A pesar de ser el tipo más nihilista y desesperanzado de Europa, Houellebecq no para el culo. Poeta, novelista consagrado y ahora cineasta, su exilio exterior –el interior es evidente– le ha llevado a parajes tan remotos como el Cabo de Gata (Almería) o el FIB de Benicasim. –"Ah, sí –suelta de pronto– una vez escuché un grupo muy bueno allí, Aracnofobia, pero he sido incapaz de encontrar su música después". Sí, a Houellebecq le gusta España más allá del Mercadona. Sin ir más lejos, ayer estuvo en Casa Patas. Aunque no bailó. "No tenía el calzado adecuado", se excusa. "Pero por regla general, éste me parece un país agradable –afirma–. La gente es más simpática que en Francia, cosa que es fácil. Allí la gente se ahoga en un vaso de agua. Crean problemas donde no los hay".
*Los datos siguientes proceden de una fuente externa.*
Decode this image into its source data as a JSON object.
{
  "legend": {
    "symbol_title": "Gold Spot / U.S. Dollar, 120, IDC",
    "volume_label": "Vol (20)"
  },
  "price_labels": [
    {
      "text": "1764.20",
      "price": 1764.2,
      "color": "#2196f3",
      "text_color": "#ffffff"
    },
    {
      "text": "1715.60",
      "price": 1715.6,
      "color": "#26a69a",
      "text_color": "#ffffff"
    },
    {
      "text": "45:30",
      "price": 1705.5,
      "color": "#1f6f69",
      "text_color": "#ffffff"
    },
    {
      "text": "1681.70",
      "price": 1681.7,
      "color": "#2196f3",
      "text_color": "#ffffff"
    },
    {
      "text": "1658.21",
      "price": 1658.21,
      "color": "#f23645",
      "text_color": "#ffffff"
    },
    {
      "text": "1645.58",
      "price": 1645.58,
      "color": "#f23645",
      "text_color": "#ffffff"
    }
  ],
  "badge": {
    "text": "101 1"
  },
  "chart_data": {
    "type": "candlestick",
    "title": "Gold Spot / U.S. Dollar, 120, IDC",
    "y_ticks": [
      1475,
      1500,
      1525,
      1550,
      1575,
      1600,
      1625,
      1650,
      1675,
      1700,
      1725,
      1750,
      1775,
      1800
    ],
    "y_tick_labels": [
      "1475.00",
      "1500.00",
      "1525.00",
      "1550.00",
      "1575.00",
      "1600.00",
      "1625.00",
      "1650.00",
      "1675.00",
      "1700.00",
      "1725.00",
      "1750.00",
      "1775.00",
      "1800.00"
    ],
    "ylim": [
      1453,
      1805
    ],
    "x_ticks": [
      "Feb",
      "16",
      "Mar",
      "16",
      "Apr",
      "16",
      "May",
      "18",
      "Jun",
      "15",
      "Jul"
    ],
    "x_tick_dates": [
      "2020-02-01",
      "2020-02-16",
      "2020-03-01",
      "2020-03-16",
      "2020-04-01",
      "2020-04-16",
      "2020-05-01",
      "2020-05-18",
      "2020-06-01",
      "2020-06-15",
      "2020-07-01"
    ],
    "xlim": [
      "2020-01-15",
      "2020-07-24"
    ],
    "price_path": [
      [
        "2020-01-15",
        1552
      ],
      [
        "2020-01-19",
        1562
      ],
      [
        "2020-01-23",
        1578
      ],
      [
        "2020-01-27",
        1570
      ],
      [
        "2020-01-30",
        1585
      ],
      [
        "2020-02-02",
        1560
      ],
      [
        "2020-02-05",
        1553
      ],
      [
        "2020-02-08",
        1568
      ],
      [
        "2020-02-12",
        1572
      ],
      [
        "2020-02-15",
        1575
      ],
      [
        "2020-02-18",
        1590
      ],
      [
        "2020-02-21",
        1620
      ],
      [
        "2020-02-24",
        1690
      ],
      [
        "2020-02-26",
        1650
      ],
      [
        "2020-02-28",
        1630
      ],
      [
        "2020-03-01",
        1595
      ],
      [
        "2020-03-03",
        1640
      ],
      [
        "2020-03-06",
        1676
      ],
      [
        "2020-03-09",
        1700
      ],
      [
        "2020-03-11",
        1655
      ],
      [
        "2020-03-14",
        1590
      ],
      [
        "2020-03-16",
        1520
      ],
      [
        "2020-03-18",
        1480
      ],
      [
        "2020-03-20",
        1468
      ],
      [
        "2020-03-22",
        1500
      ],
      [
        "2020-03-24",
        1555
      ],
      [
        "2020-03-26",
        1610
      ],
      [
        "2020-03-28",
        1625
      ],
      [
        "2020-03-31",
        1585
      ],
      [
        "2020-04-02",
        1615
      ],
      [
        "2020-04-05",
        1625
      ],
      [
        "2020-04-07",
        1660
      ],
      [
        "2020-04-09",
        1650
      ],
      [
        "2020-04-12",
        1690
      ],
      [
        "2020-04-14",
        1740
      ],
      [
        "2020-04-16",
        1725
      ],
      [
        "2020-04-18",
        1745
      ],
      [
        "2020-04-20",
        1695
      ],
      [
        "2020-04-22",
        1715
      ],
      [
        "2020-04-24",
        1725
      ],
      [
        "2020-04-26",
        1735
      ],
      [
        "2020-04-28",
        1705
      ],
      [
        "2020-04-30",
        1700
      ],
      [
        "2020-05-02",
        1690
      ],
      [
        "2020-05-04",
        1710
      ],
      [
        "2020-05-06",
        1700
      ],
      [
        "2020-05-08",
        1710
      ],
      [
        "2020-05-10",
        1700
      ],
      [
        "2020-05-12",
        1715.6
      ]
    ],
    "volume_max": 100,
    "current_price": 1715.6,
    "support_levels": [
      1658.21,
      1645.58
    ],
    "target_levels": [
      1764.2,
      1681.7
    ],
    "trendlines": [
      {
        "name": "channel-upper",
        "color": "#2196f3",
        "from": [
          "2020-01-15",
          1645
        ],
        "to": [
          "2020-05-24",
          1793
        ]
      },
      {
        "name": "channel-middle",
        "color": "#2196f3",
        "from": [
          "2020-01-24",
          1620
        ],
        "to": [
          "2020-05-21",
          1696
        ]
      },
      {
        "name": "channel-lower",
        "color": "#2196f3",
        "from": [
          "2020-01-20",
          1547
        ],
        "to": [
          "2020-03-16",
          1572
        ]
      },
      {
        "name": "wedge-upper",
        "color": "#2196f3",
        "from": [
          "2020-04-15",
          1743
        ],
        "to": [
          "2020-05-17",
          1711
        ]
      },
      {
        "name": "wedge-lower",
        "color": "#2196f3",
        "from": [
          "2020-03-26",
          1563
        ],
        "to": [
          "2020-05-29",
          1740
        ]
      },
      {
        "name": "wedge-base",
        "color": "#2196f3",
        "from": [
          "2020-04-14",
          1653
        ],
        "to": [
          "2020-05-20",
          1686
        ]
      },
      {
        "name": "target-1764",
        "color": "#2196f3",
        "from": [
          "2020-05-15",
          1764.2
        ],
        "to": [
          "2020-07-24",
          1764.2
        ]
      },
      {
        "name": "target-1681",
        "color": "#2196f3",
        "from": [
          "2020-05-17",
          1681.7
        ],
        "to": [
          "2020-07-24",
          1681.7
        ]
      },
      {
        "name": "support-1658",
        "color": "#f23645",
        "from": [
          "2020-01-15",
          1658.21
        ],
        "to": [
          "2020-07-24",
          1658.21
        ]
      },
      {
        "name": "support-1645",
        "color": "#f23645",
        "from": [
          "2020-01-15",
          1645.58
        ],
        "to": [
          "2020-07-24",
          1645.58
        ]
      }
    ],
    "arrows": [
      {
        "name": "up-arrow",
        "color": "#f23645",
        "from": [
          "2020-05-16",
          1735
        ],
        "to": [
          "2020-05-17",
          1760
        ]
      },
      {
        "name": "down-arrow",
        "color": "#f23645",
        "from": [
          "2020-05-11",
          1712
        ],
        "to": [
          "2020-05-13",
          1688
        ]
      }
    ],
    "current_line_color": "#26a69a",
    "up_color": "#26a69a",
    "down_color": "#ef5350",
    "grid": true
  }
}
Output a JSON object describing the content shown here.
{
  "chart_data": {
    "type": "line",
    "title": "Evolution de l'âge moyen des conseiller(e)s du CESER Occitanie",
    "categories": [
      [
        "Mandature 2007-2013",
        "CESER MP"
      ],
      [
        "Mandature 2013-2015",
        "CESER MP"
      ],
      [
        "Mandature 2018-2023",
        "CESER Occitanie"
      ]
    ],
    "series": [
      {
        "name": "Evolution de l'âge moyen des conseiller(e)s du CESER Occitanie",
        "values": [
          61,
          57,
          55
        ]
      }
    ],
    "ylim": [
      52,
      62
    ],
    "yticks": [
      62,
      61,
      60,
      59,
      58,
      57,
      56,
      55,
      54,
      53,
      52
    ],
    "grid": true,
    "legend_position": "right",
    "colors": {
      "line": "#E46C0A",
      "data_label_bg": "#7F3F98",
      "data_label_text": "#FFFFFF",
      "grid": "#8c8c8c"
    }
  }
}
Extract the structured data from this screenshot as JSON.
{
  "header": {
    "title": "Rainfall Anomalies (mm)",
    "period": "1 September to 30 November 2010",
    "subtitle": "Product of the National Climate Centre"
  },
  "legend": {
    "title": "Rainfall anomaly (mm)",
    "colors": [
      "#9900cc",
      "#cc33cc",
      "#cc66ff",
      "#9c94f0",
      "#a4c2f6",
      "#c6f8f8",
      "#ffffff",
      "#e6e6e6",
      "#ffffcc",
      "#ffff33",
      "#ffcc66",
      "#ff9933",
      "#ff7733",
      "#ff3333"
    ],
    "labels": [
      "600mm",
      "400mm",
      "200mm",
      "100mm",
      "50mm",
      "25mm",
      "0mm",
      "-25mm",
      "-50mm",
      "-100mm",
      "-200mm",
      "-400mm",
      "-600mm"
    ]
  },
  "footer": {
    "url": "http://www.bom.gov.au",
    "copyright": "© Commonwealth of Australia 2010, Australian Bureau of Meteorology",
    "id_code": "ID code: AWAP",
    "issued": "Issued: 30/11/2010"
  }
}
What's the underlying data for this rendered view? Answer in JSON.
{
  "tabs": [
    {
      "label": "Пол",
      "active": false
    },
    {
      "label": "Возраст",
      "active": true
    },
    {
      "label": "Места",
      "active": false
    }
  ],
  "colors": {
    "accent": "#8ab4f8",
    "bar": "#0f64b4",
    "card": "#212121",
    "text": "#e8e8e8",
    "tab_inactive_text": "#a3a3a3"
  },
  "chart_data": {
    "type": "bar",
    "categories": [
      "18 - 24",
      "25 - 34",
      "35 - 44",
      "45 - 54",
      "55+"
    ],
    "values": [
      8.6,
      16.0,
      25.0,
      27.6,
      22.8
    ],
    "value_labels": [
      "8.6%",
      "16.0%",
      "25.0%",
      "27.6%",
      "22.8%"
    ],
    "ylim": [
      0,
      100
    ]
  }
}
Y luego añade una cosa al aire, aparentemente sin mucha importancia: que los franceses jóvenes están emigrando por primera vez en la historia. "Los franceses nunca han emigrado, ni en tiempos de hambruna, nunca. Y ahora sí, y eso es nuevo, raro, extraño", dice como si estuviese maquinando próximo libro, analítico, observador, con esa mirada extraviada que no responde a mi pregunta, LA PREGUNTA, por qué escribe Houellebecq, pero que es incapaz de dejar de ver lo que mira.